North Korean scientists have, without warning, solved the problem of nuclear fusion. So reported the official daily Rodong Sinmun the other day, prompting bafflement worldwide. KCNA has the highlights:

DPRK Succeeds in Nuclear Fusion

Pyongyang, May 12 (KCNA) — Scientists of the DPRK succeeded in nuclear fusion reaction on the significant occasion of the Day of the Sun this year, according to Rodong Sinmun Wednesday.

It goes on:

The successful nuclear fusion marks a great event that demonstrated the rapidly developing cutting-edge science and technology of the DPRK.

The nuclear fusion technology is called “artificial solar” technology as it represents a field of the latest science and technology for the development of new energy desired by humankind…

Now obviously this is balderdash, but what kind of balderdash is it?
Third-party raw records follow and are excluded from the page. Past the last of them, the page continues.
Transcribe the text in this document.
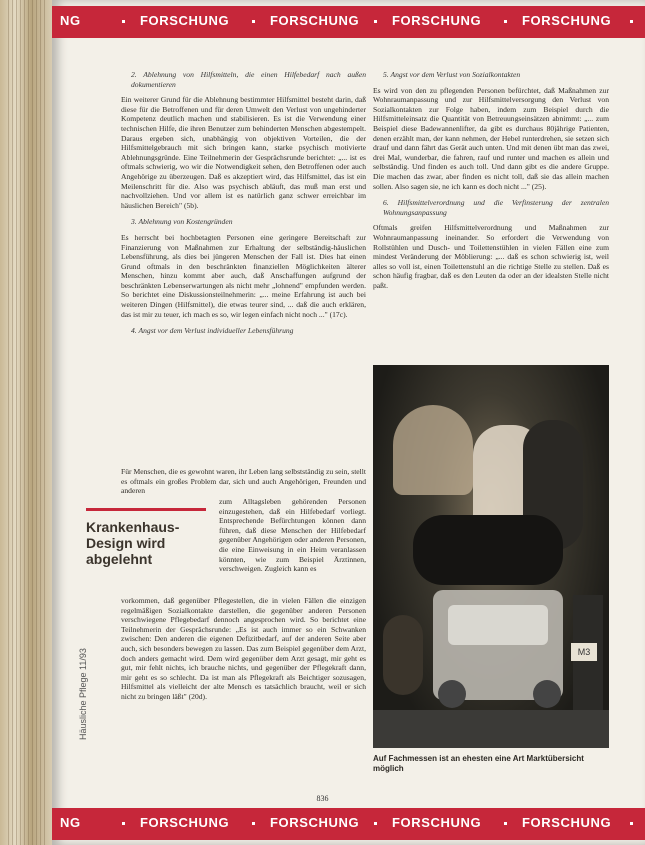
NG	FORSCHUNG	FORSCHUNG	FORSCHUNG	FORSCHUNG

2. Ablehnung von Hilfsmitteln, die einen Hilfebedarf nach außen dokumentieren

Ein weiterer Grund für die Ablehnung bestimmter Hilfsmittel besteht darin, daß diese für die Betroffenen und für deren Umwelt den Verlust von ungehinderter Kompetenz deutlich machen und stabilisieren. Es ist die Verwendung einer technischen Hilfe, die ihren Benutzer zum behinderten Menschen abgestempelt. Daraus ergeben sich, unabhängig von objektiven Vorteilen, die der Hilfsmittelgebrauch mit sich bringen kann, starke psychisch motivierte Ablehnungsgründe. Eine Teilnehmerin der Gesprächsrunde berichtet: „... ist es oftmals schwierig, wo wir die Notwendigkeit sehen, den Betroffenen oder auch Angehörige zu überzeugen. Daß es akzeptiert wird, das Hilfsmittel, das ist ein Meilenschritt für die. Also was psychisch abläuft, das muß man erst und nachvollziehen. Und vor allem ist es natürlich ganz schwer erreichbar im häuslichen Bereich" (5b).

3. Ablehnung von Kostengründen

Es herrscht bei hochbetagten Personen eine geringere Bereitschaft zur Finanzierung von Maßnahmen zur Erhaltung der selbständig-häuslichen Lebensführung, als dies bei jüngeren Menschen der Fall ist. Dies hat einen Grund oftmals in den beschränkten finanziellen Möglichkeiten älterer Menschen, hinzu kommt aber auch, daß Anschaffungen aufgrund der beschränkten Lebenserwartungen als nicht mehr „lohnend" empfunden werden. So berichtet eine Diskussionsteilnehmerin: „... meine Erfahrung ist auch bei weiteren Dingen (Hilfsmittel), die etwas teurer sind, ... daß die auch erklären, das ist mir zu teuer, ich mach es so, wir legen einfach nicht noch ..." (17c).

4. Angst vor dem Verlust individueller Lebensführung

Für Menschen, die es gewohnt waren, ihr Leben lang selbstständig zu sein, stellt es oftmals ein großes Problem dar, sich und auch Angehörigen, Freunden und anderen
Krankenhaus-Design wird abgelehnt
zum Alltagsleben gehörenden Personen einzugestehen, daß ein Hilfebedarf vorliegt. Entsprechende Befürchtungen können dann führen, daß diese Menschen der Hilfebedarf gegenüber Angehörigen oder anderen Personen, die eine Einweisung in ein Heim veranlassen könnten, wie zum Beispiel Ärztinnen, verschweigen. Zugleich kann es
vorkommen, daß gegenüber Pflegestellen, die in vielen Fällen die einzigen regelmäßigen Sozialkontakte darstellen, die gegenüber anderen Personen verschwiegene Pflegebedarf dennoch angesprochen wird. So berichtet eine Teilnehmerin der Gesprächsrunde: „Es ist auch immer so ein Schwanken zwischen: Den anderen die eigenen Defizitbedarf, auf der anderen Seite aber auch, sich besonders bewegen zu lassen. Das zum Beispiel gegenüber dem Arzt, doch anders gemacht wird. Dem wird gegenüber dem Arzt gesagt, mir geht es gut, mir fehlt nichts, ich brauche nichts, und gegenüber der Pflegekraft dann, mir geht es so schlecht. Da ist man als Pflegekraft als Beichtiger sozusagen, Hilfsmittel als vielleicht der alte Mensch es tatsächlich braucht, weil er sich nicht zu bringen läßt" (20d).
Häusliche Pflege 11/93

5. Angst vor dem Verlust von Sozialkontakten

Es wird von den zu pflegenden Personen befürchtet, daß Maßnahmen zur Wohnraumanpassung und zur Hilfsmittelversorgung den Verlust von Sozialkontakten zur Folge haben, indem zum Beispiel durch die Hilfsmitteleinsatz die Quantität von Betreuungseinsätzen abnimmt: „... zum Beispiel diese Badewannenlifter, da gibt es durchaus 80jährige Patienten, denen erzählt man, der kann nehmen, der Hebel runterdrehen, sie setzen sich drauf und dann fährt das Gerät auch unten. Und mit denen übt man das zwei, drei Mal, wunderbar, die fahren, rauf und runter und machen es allein und selbständig. Und finden es auch toll. Und dann gibt es die andere Gruppe. Die machen das zwar, aber finden es nicht toll, daß sie das allein machen sollen. Also sagen sie, ne ich kann es doch nicht ..." (25).

6. Hilfsmittelverordnung und die Verfinsterung der zentralen Wohnungsanpassung

Oftmals greifen Hilfsmittelverordnung und Maßnahmen zur Wohnraumanpassung ineinander. So erfordert die Verwendung von Rollstühlen und Dusch- und Toilettenstühlen in vielen Fällen eine zum mindest Veränderung der Möblierung: „... daß es schon schwierig ist, weil alles so voll ist, einen Toilettenstuhl an die richtige Stelle zu stellen. Daß es schon häufig fragbar, daß es den Leuten da oder an der idealsten Stelle nicht paßt.

M3
Auf Fachmessen ist an ehesten eine Art Marktübersicht möglich
836
NG	FORSCHUNG	FORSCHUNG	FORSCHUNG	FORSCHUNG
To all appearances, it’s not about actual technological progress. Nor it is a cloaked allusion to weapon capabilities. It’s sheer mystical flapdoodle. As the BBC and Reuters point out, the Day of the Sun, observed in mid-April, is nothing less than the anniversary of Eternal President Kim Il-Sung, founder of the Kim dynasty, and “sun of our nation.”

(Actually a nom de guerre, the founder’s name means “Become the Sun.”)

To put this claim in context, recall that North Korea has promised to use science and technology to “open the gate to a great, prosperous and powerful country” by 2012, Kim Il-Sung’s centenary.

It doesn’t always pay to take North Korean statements too literally. Back in 2002, facing American accusations about uranium enrichment, senior North Korean diplomat Kang Sok Ju declared that Pyongyang was bound to produce or entitled to possess nuclear weapons and weapons even more powerful than that! (My emphasis.) Which apparently refers not to boosted weapons, a layer-cake design, or hydrogen bombs, but to the “wholehearted unity of the party, the army and the people around General Kim Jong Il.”

(On a related note, see Hee-Seog Kwon’s article in the latest issue of the Bulletin, Negotiating with the North: Doubting its enrichment claims.)